A few thoughts about coyotes:
1) I like 'em except when they eat people's kittens and puppies. Or babies--babies ain't good either.
2) My sister's favorite quote about coyotes was from a woman who was on the radio being interviewed and said, "The coyotes are everywheah...theah creepin' up ovah the seawall, and they mean business." Kinda menacing and funny at the same time.
3) No roadrunner was in sight, nor were any Acme coyote-destruction devices.
And now, for the negatives. Am I the only freak who likes to play around with the "black and white," "antique," and "negative" effects of her photo editor software? No, no. Don't tell me. I don't want to feel alone. Anyway, let's have ourselves a festival of negativity! You ready? Great! Here goes!
This one is a favorite. A little fish-weighing shack at a fishing lodge.
Tickets to a circus. I am the one who takes every free leaflet and bit of ephemera that is handed to her. And, uh, not to be overly negative but this looked like the most depressing little circus ever. Poor elephants.
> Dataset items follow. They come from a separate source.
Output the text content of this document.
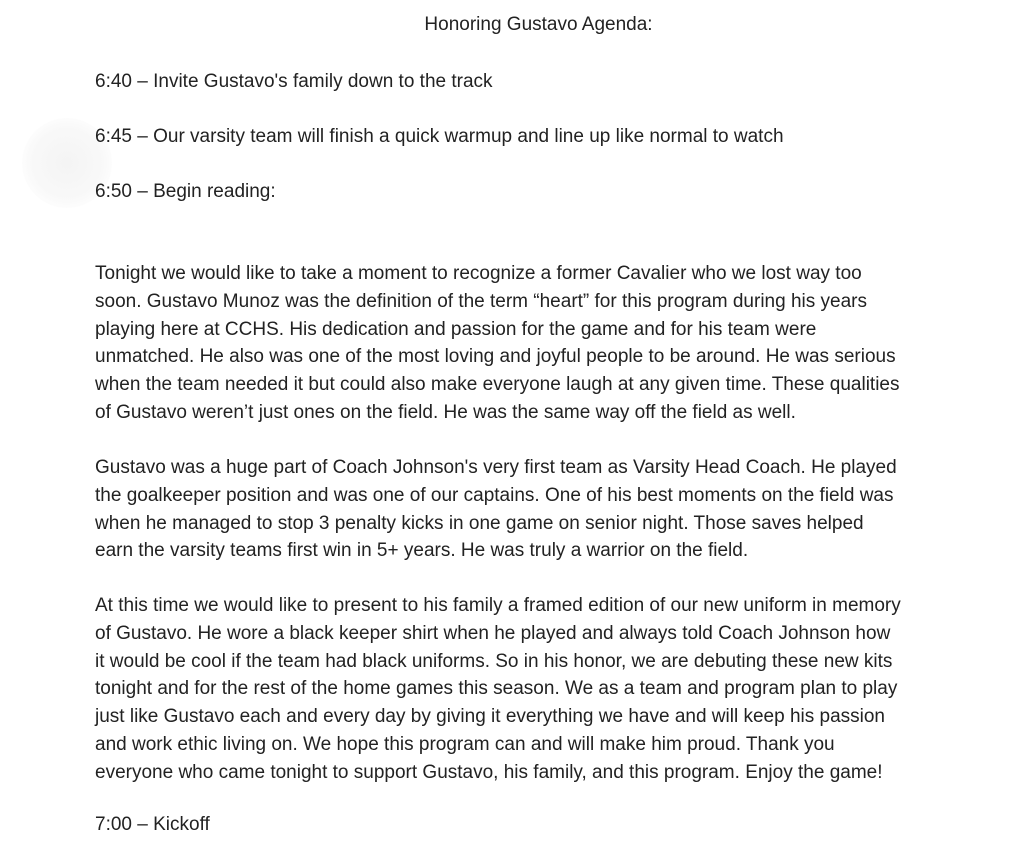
Honoring Gustavo Agenda:
6:40 – Invite Gustavo's family down to the track
6:45 – Our varsity team will finish a quick warmup and line up like normal to watch
6:50 – Begin reading:
Tonight we would like to take a moment to recognize a former Cavalier who we lost way too
soon. Gustavo Munoz was the definition of the term “heart” for this program during his years
playing here at CCHS. His dedication and passion for the game and for his team were
unmatched. He also was one of the most loving and joyful people to be around. He was serious
when the team needed it but could also make everyone laugh at any given time. These qualities
of Gustavo weren’t just ones on the field. He was the same way off the field as well.
Gustavo was a huge part of Coach Johnson's very first team as Varsity Head Coach. He played
the goalkeeper position and was one of our captains. One of his best moments on the field was
when he managed to stop 3 penalty kicks in one game on senior night. Those saves helped
earn the varsity teams first win in 5+ years. He was truly a warrior on the field.
At this time we would like to present to his family a framed edition of our new uniform in memory
of Gustavo. He wore a black keeper shirt when he played and always told Coach Johnson how
it would be cool if the team had black uniforms. So in his honor, we are debuting these new kits
tonight and for the rest of the home games this season. We as a team and program plan to play
just like Gustavo each and every day by giving it everything we have and will keep his passion
and work ethic living on. We hope this program can and will make him proud. Thank you
everyone who came tonight to support Gustavo, his family, and this program. Enjoy the game!
7:00 – Kickoff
A booklet by "Famous Author and Sportsman" Joseph D. Bates, Jr. How do I know that he is so famous? Because he tells me on almost every page of this booklet. Many of his tips involve: "Sterno" ("nothing is handier"), "Baggies," ("Since Baggies are transparent it's easy to see what's inside!"), "Wash 'n Dri's" ("a newsworthy product"). If you wish to correspond with Joseph, you can reach him at P.O. Box 2294, Grand Central Station, New York City, NY 10017. When I summon the courage, I plan to write him and ask him to explain what a "dingle stick" is. Anyway, he does include a nifty little idea for a food-grilling device (in case you're bored of your barbeque grill):
Last, but not least, here we have the Kite Flyer's Code for Safe Flying:
This weekend, I actually read this warning label on my kite, and once again I found out that I've been doing something all wrong. First, I shouldn't have tried to fly my kite using wire instead of string. This explains something that happened, and I'd explain what that something was if I hadn't lost my short-term memory in a recent accident. Second, I am supposed to avoid flying over spectators or within 5 miles of an airport. Third, I am supposed to wear "gloves or a similar device" to protect my hands from possible string burns. JEEZ! I go now to play outside in traffic. It is clearly a much safer form of entertainment.